It turns out PCA is not linear regression. Despite some cosmetic similarity these are totally different algorithms. If we were doing linear regression, what we would do on the left would be trying to predict the values of some variable y given some input features x. And so linear regression, what we're doing is we're fitting a straight line so as to minimize the squared error between a point and the straight line. And so what we are minimizing would be the squared magnitude of these blue lines. And notice I'm drawing these blue lines vertically, they are the vertical distance between the point and the value predicted by the hypothesis. Whereas in contrast, in PCA, what it does is it tries to minimize the magnitude of these blue lines, which are drawn at an angle, these are really the shortest orthogonal distances, the shortest distance between the point and this red line. And this gives very different effects, depending on the data set. And more generally, when you're doing linear regression there is this distinguished variable y that we're trying to predict, all that linear regression is about is taking all the values of x and use that to predict y. Whereas in PCA, there is no distinguished variable y that we're trying to predict, and instead we have a list of features $x_{1}, x_{2}...x_{n}$ , and all these features are treated equally. So no one of them is special.

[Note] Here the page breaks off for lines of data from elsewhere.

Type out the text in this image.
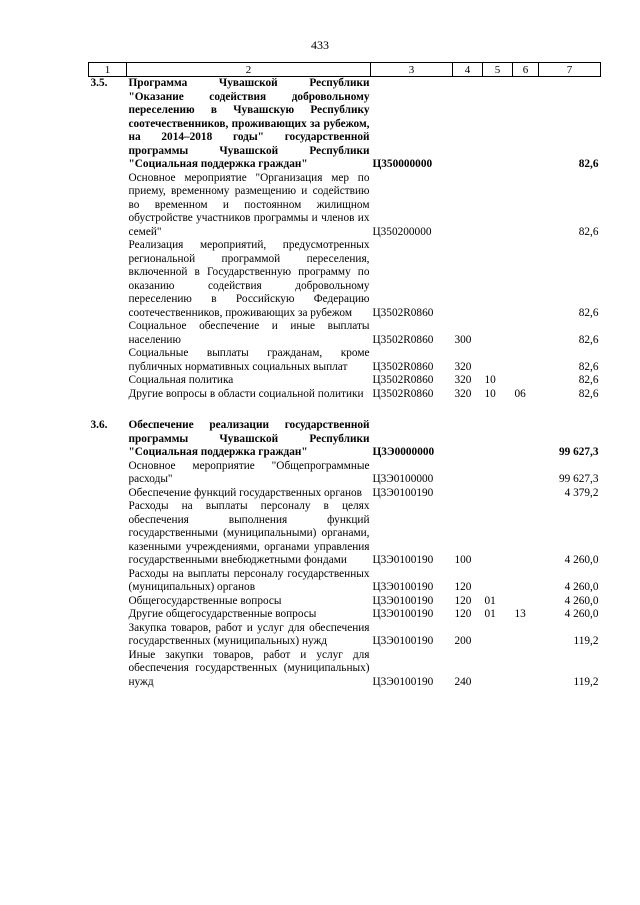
433
1	2	3	4	5	6	7
3.5.	Программа Чувашской Республики "Оказание содействия добровольному переселению в Чувашскую Республику соотечественников, проживающих за рубежом, на 2014–2018 годы" государственной программы Чувашской Республики "Социальная поддержка граждан"	Ц350000000				82,6
	Основное мероприятие "Организация мер по приему, временному размещению и содействию во временном и постоянном жилищном обустройстве участников программы и членов их семей"	Ц350200000				82,6
	Реализация мероприятий, предусмотренных региональной программой переселения, включенной в Государственную программу по оказанию содействия добровольному переселению в Российскую Федерацию соотечественников, проживающих за рубежом	Ц3502R0860				82,6
	Социальное обеспечение и иные выплаты населению	Ц3502R0860	300			82,6
	Социальные выплаты гражданам, кроме публичных нормативных социальных выплат	Ц3502R0860	320			82,6
	Социальная политика	Ц3502R0860	320	10		82,6
	Другие вопросы в области социальной политики	Ц3502R0860	320	10	06	82,6

3.6.	Обеспечение реализации государственной программы Чувашской Республики "Социальная поддержка граждан"	Ц3Э0000000				99 627,3
	Основное мероприятие "Общепрограммные расходы"	Ц3Э0100000				99 627,3
	Обеспечение функций государственных органов	Ц3Э0100190				4 379,2
	Расходы на выплаты персоналу в целях обеспечения выполнения функций государственными (муниципальными) органами, казенными учреждениями, органами управления государственными внебюджетными фондами	Ц3Э0100190	100			4 260,0
	Расходы на выплаты персоналу государственных (муниципальных) органов	Ц3Э0100190	120			4 260,0
	Общегосударственные вопросы	Ц3Э0100190	120	01		4 260,0
	Другие общегосударственные вопросы	Ц3Э0100190	120	01	13	4 260,0
	Закупка товаров, работ и услуг для обеспечения государственных (муниципальных) нужд	Ц3Э0100190	200			119,2
	Иные закупки товаров, работ и услуг для обеспечения государственных (муниципальных) нужд	Ц3Э0100190	240			119,2
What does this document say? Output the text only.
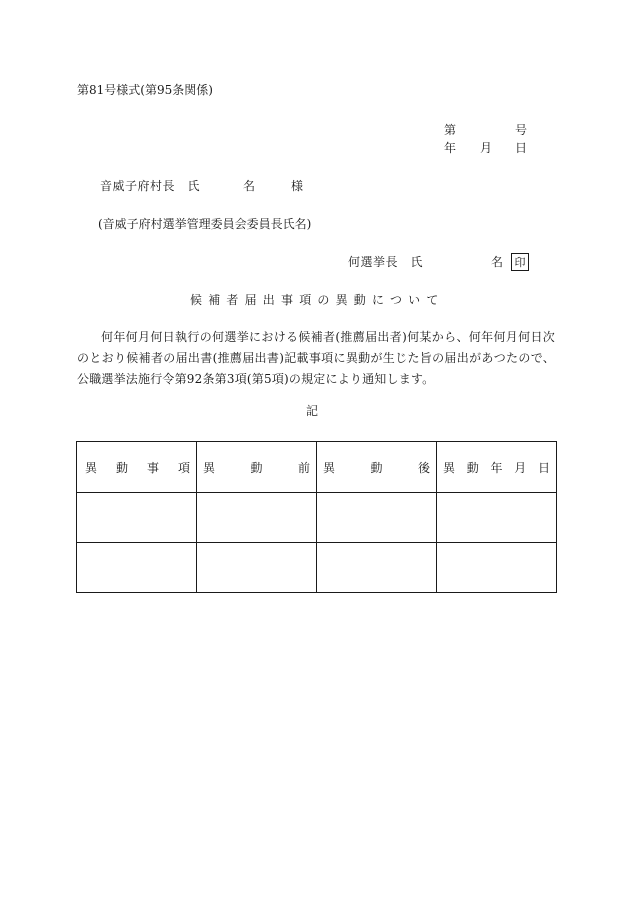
第81号様式(第95条関係)
第	号
年 月 日
音威子府村長　氏	名　様
(音威子府村選挙管理委員会委員長氏名)
何選挙長　氏	名	印
候補者届出事項の異動について
何年何月何日執行の何選挙における候補者(推薦届出者)何某から、何年何月何日次のとおり候補者の届出書(推薦届出書)記載事項に異動が生じた旨の届出があつたので、公職選挙法施行令第92条第3項(第5項)の規定により通知します。
記
異 動 事 項	異 動 前	異 動 後	異 動 年 月 日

As one last example, if I have three-dimensional data, and I want to reduce data from 3D to 2D. So maybe I want to find two directions $u_{1}$ and $u_{2}$ onto which to project my data. Then what I have is I have three features $x_{1}, x_{2}, x_{3}$ , and all of these are treated alike. All of these are treated symmetrically and there is no special variable y that I'm trying to predict. And so PCA is not linear regression, and even though at some cosmetic level they might look related, these are actually very different algorithms.

So hopefully you now understand what PCA is doing. It's trying to find a lower dimensional surface onto which to project the data, so as to minimize this squared projection error, to minimize the squared distance between each point and the location of where it gets projected. In the next video we'll start to talk about how to actually find this lower dimensional surface onto which to project the data.

<end>